Search code examples
scalaapache-sparkapache-spark-mllibkaggle

Cleaning and preparind data for Spark


I am starting with Scala, Spark and MLlib. I want to implement an example from a Kaggle

The data format is awful and I have lots of problem cleaning and preparing the data to process them. I ask for your help.

The data is:

PassengerId,Survived,Pclass,Name,Sex,Age,SibSp,Parch,Ticket,Fare,Cabin,Embarked
1,0,3,"Braund, Mr. Owen Harris",male,22,1,0,A/5 21171,7.25,,S
2,1,1,"Cumings, Mrs. John Bradley (Florence Briggs Thayer)",female,38,1,0,PC 17599,71.2833,C85,C
3,1,3,"Heikkinen, Miss. Laina",female,26,0,0,STON/O2. 3101282,7.925,,S
4,1,1,"Futrelle, Mrs. Jacques Heath (Lily May Peel)",female,35,1,0,113803,53.1,C123,S
5,0,3,"Allen, Mr. William Henry",male,35,0,0,373450,8.05,,S

I got errors in the empty fields such as

...,"",... (first line, field "cabin")

...,"A/5 21171",.... (also first line, field "ticket")

I would like to filter the lines with empty fields (remove them from my RDD) and also those lines which have the ticket like this A/5 21171 (I just want the number).

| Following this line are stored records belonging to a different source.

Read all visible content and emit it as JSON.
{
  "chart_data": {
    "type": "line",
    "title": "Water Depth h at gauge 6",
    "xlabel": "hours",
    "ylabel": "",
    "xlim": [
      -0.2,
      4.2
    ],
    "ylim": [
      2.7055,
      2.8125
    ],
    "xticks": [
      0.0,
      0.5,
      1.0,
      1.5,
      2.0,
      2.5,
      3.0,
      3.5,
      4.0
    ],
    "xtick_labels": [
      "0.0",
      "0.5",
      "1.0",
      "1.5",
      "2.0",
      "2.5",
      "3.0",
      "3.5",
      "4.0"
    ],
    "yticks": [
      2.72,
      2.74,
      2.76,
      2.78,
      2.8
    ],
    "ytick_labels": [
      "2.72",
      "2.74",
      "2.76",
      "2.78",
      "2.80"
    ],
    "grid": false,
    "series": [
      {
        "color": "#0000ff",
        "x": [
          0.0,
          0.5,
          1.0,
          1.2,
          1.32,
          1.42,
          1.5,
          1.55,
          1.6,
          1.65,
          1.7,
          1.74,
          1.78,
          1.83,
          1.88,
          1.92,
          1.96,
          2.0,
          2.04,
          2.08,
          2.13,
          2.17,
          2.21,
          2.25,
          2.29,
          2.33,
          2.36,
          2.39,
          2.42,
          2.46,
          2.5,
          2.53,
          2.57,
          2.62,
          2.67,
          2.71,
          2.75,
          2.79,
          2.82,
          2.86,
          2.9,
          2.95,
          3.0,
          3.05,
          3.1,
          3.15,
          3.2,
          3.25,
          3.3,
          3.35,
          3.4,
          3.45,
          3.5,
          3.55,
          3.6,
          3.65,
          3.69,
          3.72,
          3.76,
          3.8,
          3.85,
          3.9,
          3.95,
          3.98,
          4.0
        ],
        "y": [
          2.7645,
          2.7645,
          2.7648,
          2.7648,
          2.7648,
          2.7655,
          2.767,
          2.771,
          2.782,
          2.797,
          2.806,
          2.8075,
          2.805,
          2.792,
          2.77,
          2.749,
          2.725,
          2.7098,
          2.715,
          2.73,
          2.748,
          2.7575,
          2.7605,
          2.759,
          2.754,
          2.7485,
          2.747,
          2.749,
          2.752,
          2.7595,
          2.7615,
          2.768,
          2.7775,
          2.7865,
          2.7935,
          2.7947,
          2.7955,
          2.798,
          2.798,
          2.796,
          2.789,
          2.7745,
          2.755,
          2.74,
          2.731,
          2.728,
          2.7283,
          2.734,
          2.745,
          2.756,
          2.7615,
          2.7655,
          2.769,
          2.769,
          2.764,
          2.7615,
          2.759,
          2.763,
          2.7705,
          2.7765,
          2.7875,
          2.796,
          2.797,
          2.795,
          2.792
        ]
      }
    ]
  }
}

Thanks for your help again! ;)


Solution

  • Rather than RDDs, you should consider using DataSets both for performance and ease of use--particularly if you are new to Scala. Taking the DataSet approach, you can do this:

    val titanicDs = sparkSession.read
        .option("header", true)
        .csv("titanic.csv")
        .na
        .drop
        .withColumn("TicketSplit", split($"Ticket", " "))
        .withColumn("Ticket", when(size($"TicketSplit") === "2", $"TicketSplit".getItem(1)).otherwise($"TicketSplit".getItem(0)))
        .drop("TicketSplit")
    

    There is a lot going on here:

    • Set the header option to true so Spark realizes the first row is a header imposing structure on the data and uses those column names in the DataFrame.
    • The na method returns a DataFrameNaFunctions object that is very helpful for working with missing data. In this case, the combination of na.drop eliminates all rows containing any data that are null.
    • I add a new temporary column called TicketSplit where I use the wonderful functions library to split the raw Ticket data on the space character into an array of either length 1 (if there is only a number) or 2 (if there is text followed by a space and number).
    • I use when and otherwise from the functions library to modify the raw Ticket column according to the size of the array in the TicketSplit column. Whatever the size of the array in the TicketSplit column, ultimately only the number is preserved by either getting the first element of a 1-element array at index 0 or the second element of a 2-element array at index 1.
    • Drop that TicketSplit column because it has served its purpose.
    • Enjoy a nice cold drink.